HomeExhibitions2020 ExhibitionsINTERIOR MOTIVE



NOVEMBER 4, 2020


WRITTEN BY Carlomar Arcangel Daoana


Vanity Fair

If the home and architectural magazines are to be believed, the domestic space is the manifestation of its owners. Each object that occupies it—whether it may be a Persian carpet or a grandfather’s clock—makes visible their hidden yearnings, desires, and compulsions, their subscription to certain ideas of wealth and success, designed and presented in a way that is meant to seduce (if not to inspire envy from) any visitor that steps inside such a hallowed place. This language of opulence is direct, powerful, and immediately recognizable, imbibed by the inhabitants as their own lingua franca.

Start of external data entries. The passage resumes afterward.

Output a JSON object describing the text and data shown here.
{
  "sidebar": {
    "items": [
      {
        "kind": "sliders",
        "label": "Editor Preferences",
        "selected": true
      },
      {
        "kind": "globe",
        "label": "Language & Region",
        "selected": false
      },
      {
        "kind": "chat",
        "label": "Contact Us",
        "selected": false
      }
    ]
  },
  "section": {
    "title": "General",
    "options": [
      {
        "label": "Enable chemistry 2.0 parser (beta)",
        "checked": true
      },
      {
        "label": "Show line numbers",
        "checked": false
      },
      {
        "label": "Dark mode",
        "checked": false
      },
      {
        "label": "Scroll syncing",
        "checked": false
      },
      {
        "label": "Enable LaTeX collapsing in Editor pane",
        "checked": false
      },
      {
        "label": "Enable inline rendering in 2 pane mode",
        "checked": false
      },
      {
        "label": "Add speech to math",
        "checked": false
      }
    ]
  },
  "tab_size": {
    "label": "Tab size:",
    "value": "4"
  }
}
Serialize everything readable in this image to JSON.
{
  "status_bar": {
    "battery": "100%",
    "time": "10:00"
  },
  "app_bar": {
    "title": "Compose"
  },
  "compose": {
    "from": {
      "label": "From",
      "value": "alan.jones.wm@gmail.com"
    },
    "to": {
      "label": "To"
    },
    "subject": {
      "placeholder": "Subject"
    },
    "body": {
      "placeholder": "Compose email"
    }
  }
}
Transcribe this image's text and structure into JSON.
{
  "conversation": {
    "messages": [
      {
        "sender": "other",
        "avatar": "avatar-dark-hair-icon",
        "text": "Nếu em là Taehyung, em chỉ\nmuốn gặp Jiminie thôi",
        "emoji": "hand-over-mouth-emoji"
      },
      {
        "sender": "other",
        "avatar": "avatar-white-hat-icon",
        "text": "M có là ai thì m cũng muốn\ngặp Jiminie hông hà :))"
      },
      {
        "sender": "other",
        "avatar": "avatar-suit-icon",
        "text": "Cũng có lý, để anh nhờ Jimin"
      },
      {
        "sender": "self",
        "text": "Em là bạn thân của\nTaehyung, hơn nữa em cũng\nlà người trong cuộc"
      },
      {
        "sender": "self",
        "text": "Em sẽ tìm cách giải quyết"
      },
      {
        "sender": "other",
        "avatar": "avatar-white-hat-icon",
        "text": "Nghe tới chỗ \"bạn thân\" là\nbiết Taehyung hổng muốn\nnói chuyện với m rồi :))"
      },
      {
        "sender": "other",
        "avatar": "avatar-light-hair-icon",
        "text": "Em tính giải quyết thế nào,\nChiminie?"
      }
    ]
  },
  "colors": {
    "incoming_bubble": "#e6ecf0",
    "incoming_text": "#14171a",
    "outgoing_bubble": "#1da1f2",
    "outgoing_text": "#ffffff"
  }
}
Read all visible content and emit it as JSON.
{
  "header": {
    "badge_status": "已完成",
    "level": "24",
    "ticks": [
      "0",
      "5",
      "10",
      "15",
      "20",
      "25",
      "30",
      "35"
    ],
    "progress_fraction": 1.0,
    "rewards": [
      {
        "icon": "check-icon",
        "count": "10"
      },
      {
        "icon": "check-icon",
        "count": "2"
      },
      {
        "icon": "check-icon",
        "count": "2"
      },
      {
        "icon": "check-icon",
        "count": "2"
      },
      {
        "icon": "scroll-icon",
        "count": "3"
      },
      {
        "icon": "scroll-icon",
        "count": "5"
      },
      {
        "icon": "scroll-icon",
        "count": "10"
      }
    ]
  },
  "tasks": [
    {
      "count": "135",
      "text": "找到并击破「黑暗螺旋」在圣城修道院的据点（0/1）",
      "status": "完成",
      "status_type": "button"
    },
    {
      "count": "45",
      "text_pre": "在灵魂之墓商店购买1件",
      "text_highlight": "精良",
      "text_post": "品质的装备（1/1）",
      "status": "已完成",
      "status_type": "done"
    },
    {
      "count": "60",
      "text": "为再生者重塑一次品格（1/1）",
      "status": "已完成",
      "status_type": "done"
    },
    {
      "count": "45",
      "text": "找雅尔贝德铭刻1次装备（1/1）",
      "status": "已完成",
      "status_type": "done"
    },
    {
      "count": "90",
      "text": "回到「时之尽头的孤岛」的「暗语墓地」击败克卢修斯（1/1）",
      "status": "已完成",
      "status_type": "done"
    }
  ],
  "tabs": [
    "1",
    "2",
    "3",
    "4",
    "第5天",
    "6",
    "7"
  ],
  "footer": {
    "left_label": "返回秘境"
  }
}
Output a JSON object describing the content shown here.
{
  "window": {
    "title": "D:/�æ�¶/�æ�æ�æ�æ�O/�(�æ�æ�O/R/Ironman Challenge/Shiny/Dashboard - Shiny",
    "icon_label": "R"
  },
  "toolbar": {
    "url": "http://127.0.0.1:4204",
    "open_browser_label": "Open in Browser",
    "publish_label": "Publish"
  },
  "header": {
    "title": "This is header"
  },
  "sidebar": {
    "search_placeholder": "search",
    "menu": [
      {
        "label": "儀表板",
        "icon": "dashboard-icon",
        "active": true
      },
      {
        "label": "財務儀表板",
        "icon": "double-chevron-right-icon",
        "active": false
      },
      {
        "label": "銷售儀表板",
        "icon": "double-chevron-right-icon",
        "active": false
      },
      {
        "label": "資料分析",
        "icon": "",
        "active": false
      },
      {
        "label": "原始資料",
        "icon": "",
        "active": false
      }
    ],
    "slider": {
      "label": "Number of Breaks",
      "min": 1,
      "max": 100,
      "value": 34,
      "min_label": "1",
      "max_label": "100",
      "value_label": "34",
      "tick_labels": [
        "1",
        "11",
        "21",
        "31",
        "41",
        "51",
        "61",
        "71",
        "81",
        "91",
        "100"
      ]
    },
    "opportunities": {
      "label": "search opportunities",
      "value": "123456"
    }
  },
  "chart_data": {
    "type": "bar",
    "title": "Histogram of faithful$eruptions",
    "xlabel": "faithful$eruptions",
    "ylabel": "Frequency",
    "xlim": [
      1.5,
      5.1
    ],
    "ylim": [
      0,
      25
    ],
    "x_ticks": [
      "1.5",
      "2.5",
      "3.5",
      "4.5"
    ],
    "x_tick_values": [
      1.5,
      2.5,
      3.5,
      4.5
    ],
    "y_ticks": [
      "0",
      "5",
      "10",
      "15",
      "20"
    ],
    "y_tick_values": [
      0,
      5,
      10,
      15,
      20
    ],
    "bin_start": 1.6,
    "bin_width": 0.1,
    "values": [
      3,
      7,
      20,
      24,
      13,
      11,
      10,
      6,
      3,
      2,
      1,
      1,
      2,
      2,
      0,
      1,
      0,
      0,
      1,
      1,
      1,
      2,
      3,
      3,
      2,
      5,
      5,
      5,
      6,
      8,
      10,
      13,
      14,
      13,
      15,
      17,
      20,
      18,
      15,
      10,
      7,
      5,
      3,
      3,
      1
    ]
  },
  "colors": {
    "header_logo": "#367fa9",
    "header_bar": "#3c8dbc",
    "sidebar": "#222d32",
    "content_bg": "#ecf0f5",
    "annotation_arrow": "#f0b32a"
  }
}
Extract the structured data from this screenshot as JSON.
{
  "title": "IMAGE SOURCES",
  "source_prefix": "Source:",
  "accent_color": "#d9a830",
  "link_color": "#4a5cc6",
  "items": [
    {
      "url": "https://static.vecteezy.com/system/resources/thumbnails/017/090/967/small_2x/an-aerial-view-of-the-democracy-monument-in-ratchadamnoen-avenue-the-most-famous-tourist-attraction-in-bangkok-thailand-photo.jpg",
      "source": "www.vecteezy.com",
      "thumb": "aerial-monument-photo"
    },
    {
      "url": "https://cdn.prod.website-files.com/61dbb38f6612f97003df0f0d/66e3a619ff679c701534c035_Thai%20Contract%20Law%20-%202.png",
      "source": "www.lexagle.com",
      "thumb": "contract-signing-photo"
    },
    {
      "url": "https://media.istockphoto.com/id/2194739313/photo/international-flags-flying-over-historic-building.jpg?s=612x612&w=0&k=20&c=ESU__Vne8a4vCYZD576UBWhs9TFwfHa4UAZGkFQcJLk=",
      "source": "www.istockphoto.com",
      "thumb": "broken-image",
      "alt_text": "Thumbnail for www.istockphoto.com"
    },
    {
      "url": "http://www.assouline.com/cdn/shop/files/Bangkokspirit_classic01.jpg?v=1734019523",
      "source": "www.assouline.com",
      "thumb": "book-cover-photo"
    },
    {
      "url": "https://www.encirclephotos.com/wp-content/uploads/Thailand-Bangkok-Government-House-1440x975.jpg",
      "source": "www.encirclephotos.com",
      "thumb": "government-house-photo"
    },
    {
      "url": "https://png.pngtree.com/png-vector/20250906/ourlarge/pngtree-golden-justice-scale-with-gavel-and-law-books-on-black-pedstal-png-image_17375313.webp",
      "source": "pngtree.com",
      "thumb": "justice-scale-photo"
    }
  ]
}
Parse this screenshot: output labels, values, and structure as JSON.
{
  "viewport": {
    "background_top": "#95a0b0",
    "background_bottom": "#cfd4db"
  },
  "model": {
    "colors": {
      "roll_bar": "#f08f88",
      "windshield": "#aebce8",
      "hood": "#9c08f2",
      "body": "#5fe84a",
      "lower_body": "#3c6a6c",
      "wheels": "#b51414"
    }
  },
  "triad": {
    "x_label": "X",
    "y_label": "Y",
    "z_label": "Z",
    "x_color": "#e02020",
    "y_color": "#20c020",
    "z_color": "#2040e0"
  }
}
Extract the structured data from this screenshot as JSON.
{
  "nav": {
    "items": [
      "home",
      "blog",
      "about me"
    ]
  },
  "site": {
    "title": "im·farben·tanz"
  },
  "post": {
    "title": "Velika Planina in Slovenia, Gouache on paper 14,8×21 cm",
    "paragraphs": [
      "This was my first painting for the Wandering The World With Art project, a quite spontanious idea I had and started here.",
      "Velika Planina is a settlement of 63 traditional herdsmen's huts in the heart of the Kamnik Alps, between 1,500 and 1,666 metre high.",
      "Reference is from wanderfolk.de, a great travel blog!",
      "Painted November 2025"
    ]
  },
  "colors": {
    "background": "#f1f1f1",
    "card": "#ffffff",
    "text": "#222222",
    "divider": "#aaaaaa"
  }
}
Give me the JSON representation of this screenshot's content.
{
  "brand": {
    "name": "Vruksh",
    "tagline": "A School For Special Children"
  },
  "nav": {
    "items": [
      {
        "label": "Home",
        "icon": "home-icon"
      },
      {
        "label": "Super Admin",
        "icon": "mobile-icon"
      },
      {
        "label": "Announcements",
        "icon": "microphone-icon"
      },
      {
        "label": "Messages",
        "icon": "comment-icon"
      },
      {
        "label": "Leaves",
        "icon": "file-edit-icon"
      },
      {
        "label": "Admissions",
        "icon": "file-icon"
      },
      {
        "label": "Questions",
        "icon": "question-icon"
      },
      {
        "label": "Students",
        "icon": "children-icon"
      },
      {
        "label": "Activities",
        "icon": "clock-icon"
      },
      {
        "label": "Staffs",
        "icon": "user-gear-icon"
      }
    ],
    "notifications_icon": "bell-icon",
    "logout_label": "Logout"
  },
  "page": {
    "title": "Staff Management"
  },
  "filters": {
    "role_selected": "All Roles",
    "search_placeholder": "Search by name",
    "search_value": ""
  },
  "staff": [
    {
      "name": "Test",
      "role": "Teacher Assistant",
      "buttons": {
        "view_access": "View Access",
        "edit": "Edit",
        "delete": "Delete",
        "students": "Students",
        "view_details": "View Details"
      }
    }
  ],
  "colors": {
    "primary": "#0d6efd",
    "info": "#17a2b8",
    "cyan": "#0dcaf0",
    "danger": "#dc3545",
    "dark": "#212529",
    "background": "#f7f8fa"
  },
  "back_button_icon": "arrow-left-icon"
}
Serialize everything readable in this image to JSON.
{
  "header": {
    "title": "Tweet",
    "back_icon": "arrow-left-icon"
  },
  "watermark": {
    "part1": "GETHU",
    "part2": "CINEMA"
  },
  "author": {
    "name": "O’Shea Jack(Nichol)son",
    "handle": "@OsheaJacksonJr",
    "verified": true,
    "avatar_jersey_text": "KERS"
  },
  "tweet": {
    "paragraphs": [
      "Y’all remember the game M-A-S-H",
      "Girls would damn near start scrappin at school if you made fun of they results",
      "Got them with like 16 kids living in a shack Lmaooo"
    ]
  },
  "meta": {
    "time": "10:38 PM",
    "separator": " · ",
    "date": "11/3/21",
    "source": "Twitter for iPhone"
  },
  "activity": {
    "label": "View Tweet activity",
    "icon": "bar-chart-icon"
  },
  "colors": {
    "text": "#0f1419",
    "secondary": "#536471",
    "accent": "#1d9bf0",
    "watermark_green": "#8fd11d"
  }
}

In her solo exhibition, Interior Motive, Tiffany Lafuente asserts that the correlation between space and self is artificial, if not illusory. Mansions may be inhabited by monsters. The excessive focus on wealth may erode the essential, the substantial. Opulent spaces are proposed not as an aspiration but an aberration.

At first look, the accoutrements of affluence are striking and identifiable: pieces of art, plush sofas, Art Deco lamp, a recessed shelf full of books. But beneath this veneer of luxury lies something sinister and illicit. Upon closer inspection, doors are seemingly out of place, walls are garishly painted, stairs lead to nowhere. It is the inhabitants, however, that give this suite of works its whiff of the absurd.

Thoroughly absorbed with their extravagant comfort, these men and women, seemingly lacking in self-awareness, become creatures of oddity, whose world begins and ends in the interiors that the paintings depict. From men strutting with full-on metallic masks, to a ghostly shuffle of hands indicating professions of importance, to a bald man snatching a toupee in a hurry, the figures have become more mechanical than human.

In “The Shining,” a man in a suit holds a piece of wood ready to strike an intruder in a fit of paranoia. He is shown waiting by his own likeness in a painting. It may be that the person he has long been waiting to cause harm on is himself. In another painting, a sexual tension creeps between an old woman—draped in a nude, almost diaphanous dress—and a young man with a sad slouch, seemingly having swallowed “the missing sculpture” alluded to in the title: a theft that, try as he might, he cannot hide.

The “interior motives” of these figures then are suspect, if not superfluous. The spaces they occupy, luxurious though they may be, are not clear reflective surfaces but funhouse mirrors, warping and distorting the image they have of themselves. Conspicuous consumption, or the garish display of wealth, doesn’t necessarily affirm the abounding richness of an inner life. What is seen on the surface, as this exhibition powerfully conveys, is merely the thin skin that hides a persistent corruption and decay.